Eu não conhecia o Cristiano Araújo. Não é que eu nunca estive com ele, eu nunca o tinha visto até aquela triste manhã para sua família, depois da qual sua foto não parou de pular na minha timeline e também em quase qualquer programa de TV.
Eu não conhecia Cristiano Araújo, eu nunca o tinha visto. As dezenas de matérias que se sucederam nos mais diversos meios, me fizeram descobrir que eu havia escutado sim uma música dele. Uma canção que era tocada em uma novela. Lembrei da música, não lembrei de Cristiano Araújo. Eu não o conhecia, eu nunca o tinha visto.
O seu nome não me era nem familiar. Se alguém o pronunciasse pra mim, soaria como qualquer outro dos prováveis milhares de Cristianos Araújos que foram registrados nesse país. Aliás, eu nem sei se esse era mesmo o nome de batismo dele.
Cristiano Araújo seria mais um infeliz das etatísticas do violento trânsito brasileiro, não fosse a repetição dos veículos midiáticos. Veículos que todas as manhãs me mostram acidentes, mortes, gente sofrendo, mas pelas quais solto um apenas um “ai” quando a cena é mais forte ou quando se relaciona com algo mais perto de mim, como um filho, a perda da esposa etc. Mesmo assim o sentimento dura pouco e é facilmente suprimido pelos gols da rodada e as más notícias da economia na TV, ou a discussão engajada do momento nas redes sociais. E assim a protocompaixão se dissipa. Aconteceria o mesmo com Cristiano Araújo, não fosse a repetição da notícia, inclusive do telejornal que o fazia enquanto escrevia esse texto. A repetição se dava porquê Cristiano Araujo era muito conhecido, fazia muito sucesso. Mas para mim ele não era ninguém. Cristiano Araújo, cantor de sucesso, não existia.
Mas não é porquê para mim ele não existia que sua importância não era grande para os seus e muitos outros. Da mesma forma acontece com todos aqueles que eu também não conheço cujas vidas se encerram, são incrivelmente difícieis, ou apenas sofrem das agonias que todos nós vivemos. Assim acontece comigo para muito gente, para muitos eu não devo ser nem mesmo uma ideia.
Existir, no caso do outro, depende da nossa conciência dele. Do nosso conhecer de detalhes, da nossa aproximação por similaridades ou do afastar pelo excesso de contrastes. O outro só existe quando temos um número suficiente de informações que ocupam um espaço relevante em nosso cérebro. Existir, a essa medida, é em certo modo uma corruptela cartesiana; se penso no outro, ele de certa forma está em mim, tenho conhecimento dele e, assim, ele é, ele existe.

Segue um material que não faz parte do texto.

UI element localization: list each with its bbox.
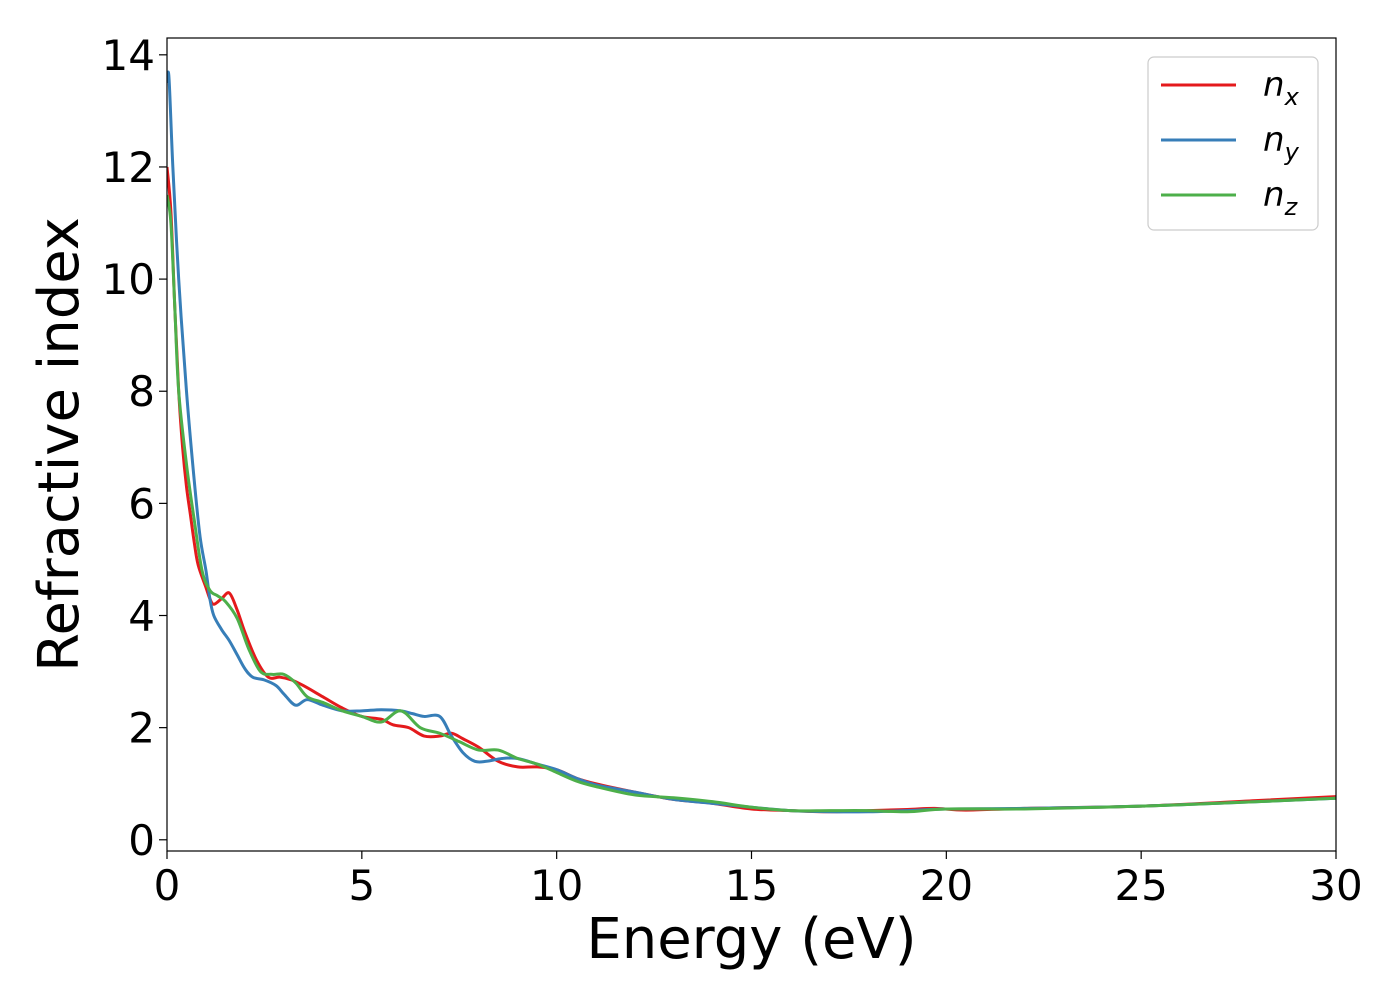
y-tick-label: 10 [102,255,155,304]
legend-box [1147,56,1319,231]
legend-label-z: nz [1263,175,1299,221]
y-axis-label: Refractive index [27,217,92,672]
x-tick-label: 25 [1114,861,1167,910]
x-tick-label: 5 [348,861,375,910]
legend-label-y: ny [1263,120,1300,166]
series-line-z [167,194,1336,814]
y-tick-label: 14 [102,31,155,80]
x-tick-label: 0 [154,861,181,910]
x-tick-label: 10 [530,861,583,910]
y-tick-label: 8 [128,367,155,416]
x-axis-ticks: 0 5 10 15 20 25 30 [154,851,1363,910]
series-layer [167,70,1336,814]
x-tick-label: 30 [1309,861,1362,910]
y-axis-ticks: 0 2 4 6 8 10 12 14 [102,31,167,865]
y-tick-label: 2 [128,704,155,753]
y-tick-label: 6 [128,479,155,528]
y-tick-label: 4 [128,592,155,641]
x-tick-label: 15 [725,861,778,910]
y-tick-label: 12 [102,143,155,192]
legend: nx ny nz [1147,56,1319,231]
x-axis-label: Energy (eV) [586,907,916,972]
x-tick-label: 20 [920,861,973,910]
legend-label-x: nx [1263,65,1300,111]
series-line-x [167,166,1336,814]
y-tick-label: 0 [128,816,155,865]
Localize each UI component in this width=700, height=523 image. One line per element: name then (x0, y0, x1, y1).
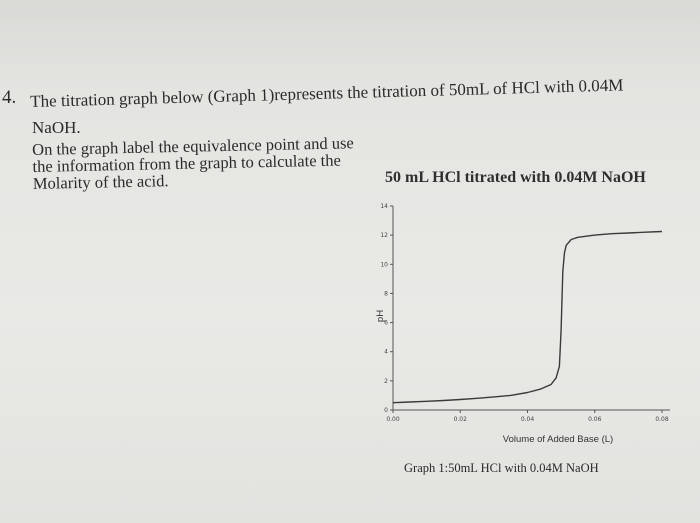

Essa existência baseada na consciência é o princípio do bom e do mal no homem em relação ao próximo. Saber ou não saber, é o limite do ignorar ou amar. E está aí a base para todos os relacionamentos, sejam eles românticos, filiais, fraternos, de amizade ou de admiração. O quanto conhecemos de uma pessoa determina o quanto ela existe em nós. Esse limite é também a base para a relação com o indivíduo que se vê mas não se conhece e sofre nas ruas. É a base para a compaixão que se tem por uma pessoa que morre em seu bairro, vítima de violência, mas não para centenas que perdem a vida numa guerra civil em um país da África. A quantidade de informação determina a importância ou até a existência de um fato.
Essa é uma boa plataforma para analisarmos o papel da imprensa e da mídia sobre a existência de pessoas, situações e realidades que não chegam ou chegam pela metade até nós.
É também uma ótima plataforma para sabermos quem realmente existe pra nós e pra quem nós existimos. E a oportuna questão que cutuca a mente e que pode trazer à existência mais do que há nos limites dos nossos portões, ideologias, círculos sociais ou perfis virtuais. Basta perguntar.
E que Deus tenha misericórdia dos familiares de quem eu nem sabia da existência.